Eine Schwarze Madonna

Das Bildnis der Gottesmutter Maria und des Jesuskindes ist sehr dunkel, ganz im Stil der griechisch-byzantinischen Malerei, wobei für die Schwarze Madonna von Tschenstochau zehn narbenähnliche Schnitte charakteristisch sind, zwei davon deutlich sichtbar auf ihrer rechten Wange, die dem Bild bei einem Überfall aufs Kloster im Jahr 1430 zugefügt wurden. Für eine fachkundige Restaurierung des geschändeten Bildes sorgte König Jagiello persönlich, aber die Narben wurden beibehalten. In ihnen erkennt sich das polnische Volk wieder, das Jahrhunderte lang Not und Elend erlitt: von der vollständigen territorialen Auflösung, die fünf Generationen andauerte, über den Überfall auf Polen zu Beginn des Zweiten Weltkriegs, der im Bewusstsein der Be

völkerung noch viel stärker präsent ist als in den meisten anderen europäischen Ländern, bis hin zum totalitären Regime der Sozialisten. Das vernarbte und gleichzeitig über alles Irdische erhabene Antlitz der Schwarzen Madonna gibt den Menschen Kraft. Kraft, die ihnen über Jahrhunderte hinweg keine Regierung und kein Regime zu geben vermochten.

Polnische Identität

Sie ist das Sinnbild ihres Glaubens und verkörpert einen wesentlichen Teil ihrer polnischen Identität. Seit Jahrhunderten glauben die Menschen daran, dass Maria ihnen in Kriegszeiten und anderen Etappen der Not beisteht. Und schließlich soll die Muttergottes selbst den Wunsch geäußert haben, als Königin Polens bezeichnet zu werden. Diesem Wunsch, den Maria dem neapolitanischen Jesuiten Mancinelli im Jahr 1608 offenbart haben soll, folgen die Menschen bis heute und verehren sie als die Königin Polens.
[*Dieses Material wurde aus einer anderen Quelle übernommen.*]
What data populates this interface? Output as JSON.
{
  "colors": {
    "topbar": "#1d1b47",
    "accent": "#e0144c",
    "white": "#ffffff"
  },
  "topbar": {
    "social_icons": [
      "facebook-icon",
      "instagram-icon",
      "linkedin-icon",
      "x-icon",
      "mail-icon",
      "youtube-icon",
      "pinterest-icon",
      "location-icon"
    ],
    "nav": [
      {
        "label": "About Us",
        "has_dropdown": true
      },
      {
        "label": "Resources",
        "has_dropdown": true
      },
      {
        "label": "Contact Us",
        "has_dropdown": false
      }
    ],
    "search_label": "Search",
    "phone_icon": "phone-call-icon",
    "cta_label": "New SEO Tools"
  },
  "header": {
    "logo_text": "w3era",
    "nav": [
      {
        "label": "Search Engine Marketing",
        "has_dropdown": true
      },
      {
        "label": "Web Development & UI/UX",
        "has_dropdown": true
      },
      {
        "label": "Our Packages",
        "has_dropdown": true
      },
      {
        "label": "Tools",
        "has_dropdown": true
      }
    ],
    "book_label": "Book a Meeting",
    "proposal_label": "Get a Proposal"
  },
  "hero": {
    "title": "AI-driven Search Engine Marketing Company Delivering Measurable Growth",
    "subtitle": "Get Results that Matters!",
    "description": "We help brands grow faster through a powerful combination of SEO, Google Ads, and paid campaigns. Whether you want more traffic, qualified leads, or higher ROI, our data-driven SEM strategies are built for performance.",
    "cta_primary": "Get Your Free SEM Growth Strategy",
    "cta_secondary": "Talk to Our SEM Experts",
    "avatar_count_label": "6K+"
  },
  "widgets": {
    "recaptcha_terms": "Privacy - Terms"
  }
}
Coronabedingt wurde die Rundreise für die Dauer von insgesamt 15 Monate unterbrochen. Erst am ersten August 2021 wurde sie wieder aufgenommen und der Zeitplan verschoben. Anfang November kommt das Gnadenbild für zwei Wochen nach Posen, wo es auch den ganzen Dezember über zu sehen sein wird. Die zweite Polenprozession der Schwarzen Madonna von Tschenstochau endet am Fest der Taufe des Herrn in der Posener Kathedrale.